A little after 9:00 a.m., Xavier Long, a student in Good's ninth-grade Earth science class, calls.

Xavier, who's never taken an online course before, is confused. Good goes over the assignments for the week, explains how to submit work and then guides Xavier through downloading a plug-in tool that takes screenshots of his desktop and documents his work.

Good finds time in the same day to reach out to over 20 students and almost a dozen parents. She spends a half-hour helping a father who's having difficulty helping his son access Blackboard, the learning management software used by the 21st Century Virtual Academy.

"Parents are much more involved in some ways online," Good says. "They are literally in my classroom if they want to be, which creates a lot of that 'Why did you do this this way?'"

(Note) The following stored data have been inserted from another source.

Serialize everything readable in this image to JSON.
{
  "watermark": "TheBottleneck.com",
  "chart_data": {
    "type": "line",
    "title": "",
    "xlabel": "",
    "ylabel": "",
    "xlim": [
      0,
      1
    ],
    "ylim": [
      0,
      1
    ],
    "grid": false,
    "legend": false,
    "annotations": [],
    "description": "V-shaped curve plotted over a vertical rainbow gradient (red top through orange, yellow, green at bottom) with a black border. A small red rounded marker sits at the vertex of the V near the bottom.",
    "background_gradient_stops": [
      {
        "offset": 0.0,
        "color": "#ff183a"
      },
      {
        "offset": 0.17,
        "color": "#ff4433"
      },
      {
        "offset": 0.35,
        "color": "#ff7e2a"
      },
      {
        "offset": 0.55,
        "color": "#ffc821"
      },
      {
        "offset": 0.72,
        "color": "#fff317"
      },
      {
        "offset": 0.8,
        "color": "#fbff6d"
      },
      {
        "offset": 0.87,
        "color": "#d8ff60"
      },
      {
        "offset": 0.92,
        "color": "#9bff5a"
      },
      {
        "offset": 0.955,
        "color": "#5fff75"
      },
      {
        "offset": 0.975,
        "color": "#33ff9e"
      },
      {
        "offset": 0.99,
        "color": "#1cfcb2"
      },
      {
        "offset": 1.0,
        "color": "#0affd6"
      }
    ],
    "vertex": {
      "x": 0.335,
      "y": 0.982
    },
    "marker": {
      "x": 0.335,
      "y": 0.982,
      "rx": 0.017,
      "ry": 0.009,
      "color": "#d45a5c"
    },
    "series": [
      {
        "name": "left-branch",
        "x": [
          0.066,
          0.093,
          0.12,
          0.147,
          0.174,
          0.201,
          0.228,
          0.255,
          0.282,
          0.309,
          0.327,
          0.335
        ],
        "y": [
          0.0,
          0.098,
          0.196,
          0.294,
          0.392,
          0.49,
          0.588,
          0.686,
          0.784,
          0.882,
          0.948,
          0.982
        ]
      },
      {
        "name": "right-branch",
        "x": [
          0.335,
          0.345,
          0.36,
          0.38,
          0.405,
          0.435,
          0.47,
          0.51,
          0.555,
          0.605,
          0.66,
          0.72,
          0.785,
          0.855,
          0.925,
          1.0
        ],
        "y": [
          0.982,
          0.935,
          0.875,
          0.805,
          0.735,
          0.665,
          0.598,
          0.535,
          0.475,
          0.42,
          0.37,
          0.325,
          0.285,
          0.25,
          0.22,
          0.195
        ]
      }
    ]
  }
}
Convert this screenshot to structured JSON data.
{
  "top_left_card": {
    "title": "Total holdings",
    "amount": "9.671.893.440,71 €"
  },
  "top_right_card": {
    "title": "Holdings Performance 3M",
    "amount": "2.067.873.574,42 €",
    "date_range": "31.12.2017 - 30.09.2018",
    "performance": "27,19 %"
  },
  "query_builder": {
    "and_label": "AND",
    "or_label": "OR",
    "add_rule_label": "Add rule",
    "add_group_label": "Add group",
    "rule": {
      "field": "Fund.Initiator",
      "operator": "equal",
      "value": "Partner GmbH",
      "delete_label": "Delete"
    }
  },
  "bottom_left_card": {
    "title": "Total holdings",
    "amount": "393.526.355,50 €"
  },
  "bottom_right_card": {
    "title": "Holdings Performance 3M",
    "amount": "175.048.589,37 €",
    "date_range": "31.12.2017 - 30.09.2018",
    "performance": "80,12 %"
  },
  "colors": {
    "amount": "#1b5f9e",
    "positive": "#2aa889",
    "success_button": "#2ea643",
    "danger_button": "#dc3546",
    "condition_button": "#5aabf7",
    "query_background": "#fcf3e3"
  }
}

The 21st Century Virtual Academy, run by the suburban JeffCo district of about 86,000 students, is Good's second foray into online teaching. After a decade in the classroom as a high-school science teacher, she took a job in 2003 at Colorado Virtual Academy (COVA), a nonprofit cyber charter school managed by K12 Inc., a Virginia-based for-profit company that is the largest operator of online schools in the United States.

She hoped the move would allow her to spend more time at home with her children, Keegan, now 17, and Delaney, 12.

Most of COVA's training for virtual teachers focused on how to keep students enrolled rather than on how to teach them. Good left after two years. "I didn't feel like a teacher," she says. "I was basically a data-entry person."

COVA's head of school, Heidi Heineke-Magri, says the role of online teachers has evolved since Good's experience, and teachers now spend a lot more time on instruction, along with preparing lessons, grading work and speaking with students and parents.

Good found herself back in a classroom again after her COVA experience, teaching science to at-risk high-school students. But after budget cuts eliminated her position, she moved back online to her current job with the JeffCo Virtual Academy and found herself facing another steep learning curve.

"I was in tears every day at the beginning because I didn't have all the training," Good says, articulating a common problem for virtual teachers. Only 25 percent of teachers nationwide who were surveyed for "Going Virtual! 2010," a study by researchers at Boise State University, said they received training geared specifically to online instruction before beginning their work.

Over her three years at the JeffCo Virtual Academy, Good has received training and grown much more comfortable teaching online. Monthly professional development meetings, combined with learning from experience, have helped her better guide students and use technology to support them.